Зосимова долго катили по коридорам, жирно отсвечивающим, недавно вымытым линолеумом, лифтом подняли на третий этаж, к хирургическому отделению. Добрых полчаса он лежал на каталке, пока две полусонные санитарки устанавливали койку в коридоре, ходили за матрасом и подушкой, стелили белье…

Хирург бегло осмотрел Зосимова и покачал головой.

— Тут без полной рентгеноскопии делать нечего, — сказал он сестре. — Переломы, переломы… Запишите его утром на рентген.

— А сейчас? — спросила сестра.

— Пусть спит, — сказал хирург. — До утра ничего с ним не случится.

Глубокой ночью Зосимов очнулся. Он испытал облегчение от того, что стряхнул с себя жуткий, навязчивый кошмар. Все, все это было во сне: насос в колодце, новенькая свеча, двое баидитов, нож, выбрасывающий клинок, долгое падение, хруст костей, кровавое пятно на березе, добрый человек с негнущейся ногой, обжигающий рот коньяк, короткая вспышка взорвавшейся мины, смеющийся англичанин-дантист, царапающая сухость во рту, лицо женщины, возникшее из белизны, шприц в руке бородатого человека.

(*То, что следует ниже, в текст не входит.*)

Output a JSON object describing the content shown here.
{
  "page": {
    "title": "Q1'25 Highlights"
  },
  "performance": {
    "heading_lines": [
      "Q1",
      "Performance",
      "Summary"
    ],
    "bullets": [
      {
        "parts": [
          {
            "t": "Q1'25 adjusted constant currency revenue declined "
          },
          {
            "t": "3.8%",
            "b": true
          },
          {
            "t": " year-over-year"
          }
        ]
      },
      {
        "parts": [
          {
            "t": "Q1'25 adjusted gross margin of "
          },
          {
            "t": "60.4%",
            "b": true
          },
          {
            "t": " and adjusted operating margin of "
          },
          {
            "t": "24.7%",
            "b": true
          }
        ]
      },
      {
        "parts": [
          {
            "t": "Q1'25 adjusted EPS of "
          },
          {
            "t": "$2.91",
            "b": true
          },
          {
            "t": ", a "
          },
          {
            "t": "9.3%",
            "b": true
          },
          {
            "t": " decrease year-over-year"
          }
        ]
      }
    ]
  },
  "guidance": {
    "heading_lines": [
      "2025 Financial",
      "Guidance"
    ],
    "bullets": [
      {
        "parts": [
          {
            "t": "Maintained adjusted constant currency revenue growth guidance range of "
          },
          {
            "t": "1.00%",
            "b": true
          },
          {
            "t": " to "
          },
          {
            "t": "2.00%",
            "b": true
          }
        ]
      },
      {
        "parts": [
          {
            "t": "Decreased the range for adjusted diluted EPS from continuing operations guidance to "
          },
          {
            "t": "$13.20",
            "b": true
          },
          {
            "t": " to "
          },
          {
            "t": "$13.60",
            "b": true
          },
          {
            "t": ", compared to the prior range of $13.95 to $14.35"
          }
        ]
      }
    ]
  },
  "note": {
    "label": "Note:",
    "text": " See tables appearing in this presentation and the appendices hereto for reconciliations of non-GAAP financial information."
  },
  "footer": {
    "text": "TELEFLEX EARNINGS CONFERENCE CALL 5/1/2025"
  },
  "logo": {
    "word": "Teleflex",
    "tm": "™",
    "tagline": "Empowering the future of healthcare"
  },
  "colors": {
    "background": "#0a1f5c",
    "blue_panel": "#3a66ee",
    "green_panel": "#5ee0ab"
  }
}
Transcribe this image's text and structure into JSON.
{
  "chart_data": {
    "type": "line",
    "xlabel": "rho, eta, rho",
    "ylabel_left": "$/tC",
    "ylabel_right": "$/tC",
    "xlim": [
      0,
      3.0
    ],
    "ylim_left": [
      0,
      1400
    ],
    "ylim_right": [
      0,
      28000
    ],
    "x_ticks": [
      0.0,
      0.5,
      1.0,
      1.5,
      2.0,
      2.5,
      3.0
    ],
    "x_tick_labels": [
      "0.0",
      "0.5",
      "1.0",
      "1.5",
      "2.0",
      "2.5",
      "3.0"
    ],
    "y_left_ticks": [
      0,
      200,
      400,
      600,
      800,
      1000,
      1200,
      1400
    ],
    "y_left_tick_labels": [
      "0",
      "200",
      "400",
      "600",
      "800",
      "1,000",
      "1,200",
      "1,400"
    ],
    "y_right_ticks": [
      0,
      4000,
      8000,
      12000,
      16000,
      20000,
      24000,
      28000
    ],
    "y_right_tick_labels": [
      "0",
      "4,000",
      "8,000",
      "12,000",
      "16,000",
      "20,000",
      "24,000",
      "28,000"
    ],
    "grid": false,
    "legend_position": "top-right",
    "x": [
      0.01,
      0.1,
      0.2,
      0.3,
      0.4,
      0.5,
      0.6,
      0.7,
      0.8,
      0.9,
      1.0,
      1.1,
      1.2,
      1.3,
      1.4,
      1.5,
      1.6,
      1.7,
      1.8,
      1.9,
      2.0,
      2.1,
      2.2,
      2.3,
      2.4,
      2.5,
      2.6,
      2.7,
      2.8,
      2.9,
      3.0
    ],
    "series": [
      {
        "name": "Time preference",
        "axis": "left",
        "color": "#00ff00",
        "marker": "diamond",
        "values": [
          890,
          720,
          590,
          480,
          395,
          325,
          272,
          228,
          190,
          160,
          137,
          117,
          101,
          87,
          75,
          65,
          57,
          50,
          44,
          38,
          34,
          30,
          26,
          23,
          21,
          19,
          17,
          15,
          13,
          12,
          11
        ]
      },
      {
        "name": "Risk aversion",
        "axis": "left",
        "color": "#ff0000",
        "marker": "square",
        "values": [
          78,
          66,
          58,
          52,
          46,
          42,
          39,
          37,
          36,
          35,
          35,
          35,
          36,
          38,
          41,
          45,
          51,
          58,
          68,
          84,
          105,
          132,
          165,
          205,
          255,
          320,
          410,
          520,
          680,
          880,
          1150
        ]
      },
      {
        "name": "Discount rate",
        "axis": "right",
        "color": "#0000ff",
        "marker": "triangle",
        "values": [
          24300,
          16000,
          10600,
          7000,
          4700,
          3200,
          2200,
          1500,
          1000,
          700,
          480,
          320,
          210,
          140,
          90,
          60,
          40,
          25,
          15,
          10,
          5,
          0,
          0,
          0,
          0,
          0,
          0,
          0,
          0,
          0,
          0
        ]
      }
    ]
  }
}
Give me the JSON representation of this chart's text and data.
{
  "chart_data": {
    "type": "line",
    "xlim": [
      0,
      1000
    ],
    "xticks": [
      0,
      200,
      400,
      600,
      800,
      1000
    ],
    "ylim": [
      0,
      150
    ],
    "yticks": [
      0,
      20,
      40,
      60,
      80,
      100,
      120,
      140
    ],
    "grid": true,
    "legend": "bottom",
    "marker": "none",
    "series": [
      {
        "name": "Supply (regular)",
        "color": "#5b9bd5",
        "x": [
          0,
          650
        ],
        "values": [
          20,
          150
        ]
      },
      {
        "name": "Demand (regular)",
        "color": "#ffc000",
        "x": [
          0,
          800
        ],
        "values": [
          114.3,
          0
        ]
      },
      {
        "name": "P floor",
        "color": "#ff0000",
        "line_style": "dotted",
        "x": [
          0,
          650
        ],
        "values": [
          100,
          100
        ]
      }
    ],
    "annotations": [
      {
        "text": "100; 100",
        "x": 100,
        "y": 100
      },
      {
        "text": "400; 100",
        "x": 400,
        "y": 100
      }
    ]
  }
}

Необыкновенная ясность сознания. Мысли четкие, трезвые. Ни малейшего ощущения боли. Слух обострен до предела. Кто-то храпит, кто-то постанывает, где-то слышны шаркающие, удаляющиеся шаги. Пахнет карболкой.

Это больница. Я лежу на больничной комке. Сбившийся ватный матрас. Твердый комок давит в поясницу. Желтоватый полумрак, рожденный слабенькой дежурной лампочкой. В коридоре четыре койки, выставленные в ряд под задернутыми окнами. Чуть приоткрыта дверь в палату, откуда просачивается в коридор густая темнота. Я лежу здесь, потому что в палате нет мест. Ни для меня, ни для тех троих, которые угадываются под скомканными простынями на соседних койках.

С ними все ясно — больные, где же им и быть, как не в больнице… Но я-то почему здесь? Что я делаю в зтом коридоре, провонявшем карболкой? Или это мне тоже снится?.. Где же явь?

Зосимов поднял глаза на дежурную лампочку. Ему показалось, что она медленно тускнеет, полумрак сгущается, лампочка, гаснет…

Паталогоанатом в акте о вскрытии Максимова (имя и отчество неизвестны) написал: смерть наступила в результате тяжелой черепно-мозговой травмы. А дальше — сплошные медицинские термины, понятные лишь посвященным.

Загрузка...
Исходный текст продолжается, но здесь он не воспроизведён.